De Centrale Raad van Beroep heeft het verzet ongegrond verklaard en geen aanleiding gezien voor een veroordeling in de proceskosten. De uitspraak is gedaan door een meervoudige kamer, met T.G.M. Simons als voorzitter en H.C.P. Venema en M.F. Wagner als leden, in aanwezigheid van griffier D.W.M. Kaldenhoven. De beslissing is openbaar uitgesproken op 10 december 2012.

Uitspraak

12/2197 WWB-V
Centrale Raad van Beroep
Meervoudige kamer
Uitspraak als bedoeld in artikel 8:55, vijfde lid, van de Algemene wet bestuursrecht en artikel 21 van de Beroepswet in verband met het hoger beroep tegen de uitspraak van de rechtbank Rotterdam van 1 maart 2012, 11/97 (aangevallen uitspraak)
Partijen:
[A. te B.]
het college van burgemeester en wethouders van Vlaardingen (college)
Datum uitspraak 10 december 2012.
PROCESVERLOOP
Bij uitspraak als bedoeld in artikel 8:54 van de Algemene wet bestuursrecht (Awb) en artikel 21 van de Beroepswet van 19 juni 2012 heeft de Raad het namens appellante door mr. W.C. de Jonge, advocaat, ingestelde hoger beroep tegen de aangevallen uitspraak niet-ontvankelijk verklaard.
Tegen de uitspraak van de Raad van 19 juni 2012 heeft mr. De Jonge namens appellante verzet gedaan.
Het verzet is behandeld ter zitting van 17 september 2012. Appellante heeft zich laten vertegenwoordigen door mr. De Jonge. Het college is niet verschenen.
OVERWEGINGEN
De uitspraak van de Raad van 19 juni 2012 berust op de overwegingen dat het hogerberoepschrift niet tijdig is ingediend, en dat redelijkerwijs niet kan worden geoordeeld dat (de gemachtigde van) appellante niet in verzuim is geweest.
De rechtbank heeft op (vrijdag) 2 maart 2012 een afschrift van de aangevallen uitspraak aan (de gemachtigde van) appellante gezonden. Dat betekent dat de termijn voor het indienen van een hogerberoepschrift is aangevangen op (zaterdag) 3 maart 2012. Het hogerberoepschrift is ingediend bij faxbericht van 16 april 2012.
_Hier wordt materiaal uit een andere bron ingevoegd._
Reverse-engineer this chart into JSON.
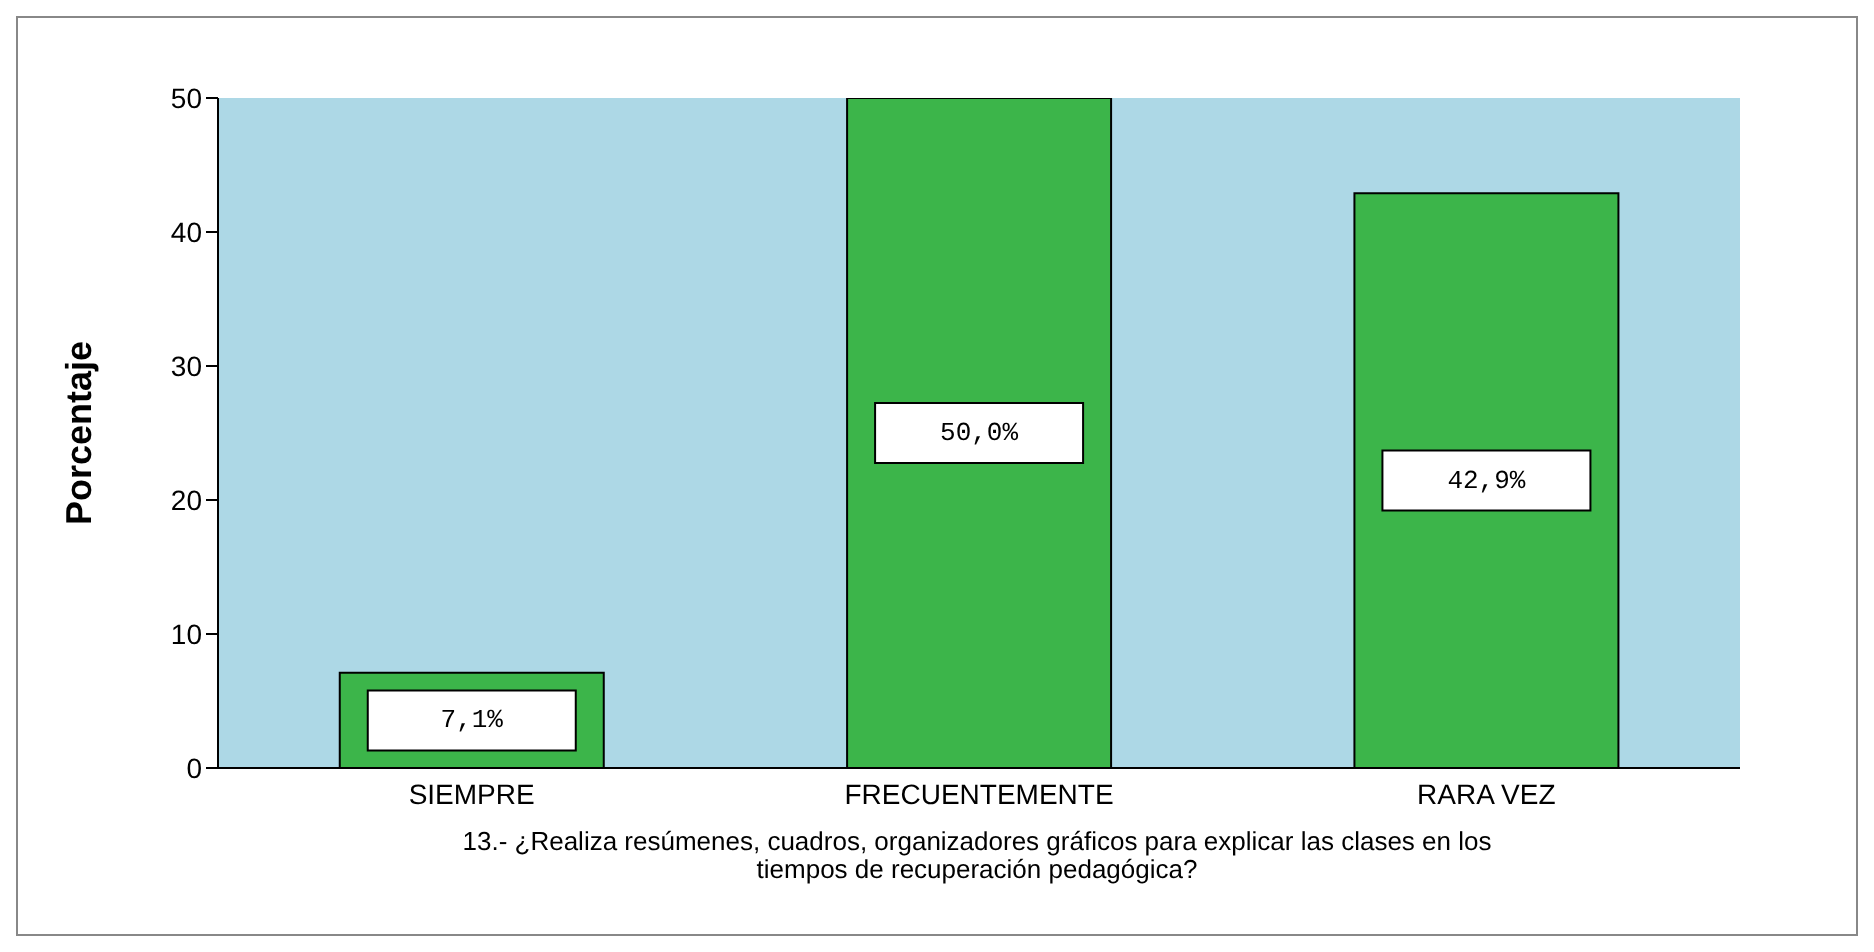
{
  "chart_data": {
    "type": "bar",
    "ylabel": "Porcentaje",
    "xlabel": "13.- ¿Realiza resúmenes, cuadros, organizadores gráficos para explicar las clases en los tiempos de recuperación pedagógica?",
    "categories": [
      "SIEMPRE",
      "FRECUENTEMENTE",
      "RARA VEZ"
    ],
    "values": [
      7.1,
      50.0,
      42.9
    ],
    "value_labels": [
      "7,1%",
      "50,0%",
      "42,9%"
    ],
    "color": "#3cb54a",
    "ylim": [
      0,
      50
    ],
    "yticks": [
      0,
      10,
      20,
      30,
      40,
      50
    ],
    "grid": false
  }
}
De gemachtigde van appellante heeft in verzet betoogd dat het hogerberoepschrift - wel - tijdig is ingediend. De termijn voor het indienen van een hogerberoepschrift bedraagt zes weken (artikel 6:7 van de Awb) en vangt aan met ingang van de dag waarop de aangevallen uitspraak is bekendgemaakt (artikel 6:8 van de Awb). De eerste dag van de termijn is in dit geval (zaterdag) 3 maart 2012 en de laatste (zaterdag) 14 april 2012. Ingevolge de Algemene termijnenwet wordt de termijn verlengd tot (maandag) 16 april 2012. Het hogerberoepschrift is dus voor het einde van de termijn ontvangen (artikel 6:9 van de Awb). De gemachtigde heeft zich daarbij op het standpunt gesteld dat de termijn eindigt op (zaterdag) 14 april 2012 om 00.00 uur, zodat deze dag bij de hogerberoepstermijn hoort.
De Raad volgt de gemachtigde van appellante niet. De wettelijke termijn bedraagt zes weken (42 dagen). Ingevolge artikel 6:8 van de Awb gaat de termijn in met ingang van de dag na die waarop de aangevallen uitspraak is bekendgemaakt, in dit geval dus met ingang van (zaterdag) 3 maart 2012. “Met ingang van” een bepaalde dag moet worden begrepen als: bij het begin van die dag, in dit geval dus op (zaterdag) 3 maart 2012 om 00.00 uur. Dat betekent dat de termijn eindigt (afloopt) op (vrijdag) 13 april 2012 na het verstrijken van het tijdstip 23.59 uur. Op dat moment zijn immers 42 dagen (van 24 uur) verstreken. Indien het betoog van de gemachtigde van appellante zou worden gevolgd, zou de termijn 43 dagen, en daarmee meer dan zes weken bedragen.
Het verzet is ongegrond.
Voor een veroordeling in de proceskosten van het verzet is geen aanleiding.
BESLISSING
De Centrale Raad van Beroep verklaart het verzet ongegrond.
Deze uitspraak is gedaan door T.G.M. Simons als voorzitter en H.C.P. Venema en M.F. Wagner als leden, in tegenwoordigheid van D.W.M. Kaldenhoven als griffier.
De beslissing is uitgesproken in het openbaar op 10 december 2012.